When composing a haiku, a poet must not only write three lines consisting of five, seven, and five on (syllables), but include a seasonal reference, known as kigo. Typical kigo for spring include, of course, the cherry blossoms for which Japan is famous, frogs, the Japanese bush-warbler, and so on. Haiku poets when stumped for a suitable kigo for their poems often consult a saijiki (歳時記), which offers an extensive list of word that give the reader a true sense of the season.
Permit me to offer up a new kigo for the times we live in: kôsa (literally, yellow sand).
Also known as Asian dust, the yellow sands are kicked up by dust storms occurring in Mongolia and northern China and carried by the prevailing winds as far away as Japan where they can turn the sun into an angry white dot in the gray sky and cover everything with a fine yellow dust resembling pollen.
In recent years, these sand storms have grown both more frequent and more intense.
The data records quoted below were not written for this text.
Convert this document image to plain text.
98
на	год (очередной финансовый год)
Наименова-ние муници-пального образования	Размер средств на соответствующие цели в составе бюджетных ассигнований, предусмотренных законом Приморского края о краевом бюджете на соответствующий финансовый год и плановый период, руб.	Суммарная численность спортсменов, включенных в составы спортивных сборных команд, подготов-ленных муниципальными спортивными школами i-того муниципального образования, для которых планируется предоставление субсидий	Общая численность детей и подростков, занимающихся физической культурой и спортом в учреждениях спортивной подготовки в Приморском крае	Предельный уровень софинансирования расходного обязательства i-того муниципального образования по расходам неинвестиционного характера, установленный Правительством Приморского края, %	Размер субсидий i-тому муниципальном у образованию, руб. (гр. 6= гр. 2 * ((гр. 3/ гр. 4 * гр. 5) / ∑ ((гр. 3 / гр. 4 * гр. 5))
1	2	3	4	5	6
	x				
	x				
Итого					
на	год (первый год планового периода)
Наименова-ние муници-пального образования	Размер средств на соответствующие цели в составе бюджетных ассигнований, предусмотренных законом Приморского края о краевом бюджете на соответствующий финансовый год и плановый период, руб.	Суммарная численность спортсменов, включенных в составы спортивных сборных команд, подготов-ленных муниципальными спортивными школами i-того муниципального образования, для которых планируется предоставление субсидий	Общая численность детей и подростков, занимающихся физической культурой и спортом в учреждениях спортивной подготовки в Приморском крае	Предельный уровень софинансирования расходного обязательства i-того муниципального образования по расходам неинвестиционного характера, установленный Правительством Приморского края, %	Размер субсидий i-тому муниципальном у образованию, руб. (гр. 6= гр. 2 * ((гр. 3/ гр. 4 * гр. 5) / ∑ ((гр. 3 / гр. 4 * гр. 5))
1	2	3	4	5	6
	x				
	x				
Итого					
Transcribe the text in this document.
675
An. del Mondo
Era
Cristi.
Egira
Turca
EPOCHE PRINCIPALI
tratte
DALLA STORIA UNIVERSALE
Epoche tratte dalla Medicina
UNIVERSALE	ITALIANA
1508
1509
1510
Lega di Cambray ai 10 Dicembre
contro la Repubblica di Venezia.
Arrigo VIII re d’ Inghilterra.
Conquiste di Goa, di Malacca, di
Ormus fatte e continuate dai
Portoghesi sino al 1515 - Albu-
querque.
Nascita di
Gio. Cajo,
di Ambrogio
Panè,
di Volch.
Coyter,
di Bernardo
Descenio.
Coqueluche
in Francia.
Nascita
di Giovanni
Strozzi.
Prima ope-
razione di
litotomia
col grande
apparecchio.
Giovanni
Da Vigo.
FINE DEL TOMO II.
A little over a week ago, visibility was cut to less than five-hundred yards. The mountains outside my office window shrouded behind a thick veil of dust.
It's believed that desertification in China and Russia as well as an increase in industrial pollutants in China are to blame for the worsening storms which, in addition to bringing dust also carry sulfur, industrial heavy metals, carcinogens, viruses, bacteria, fungi, pesticides, asbestos, and a host of other nasty particles to our shores. Not very encouraging news when you're raising children.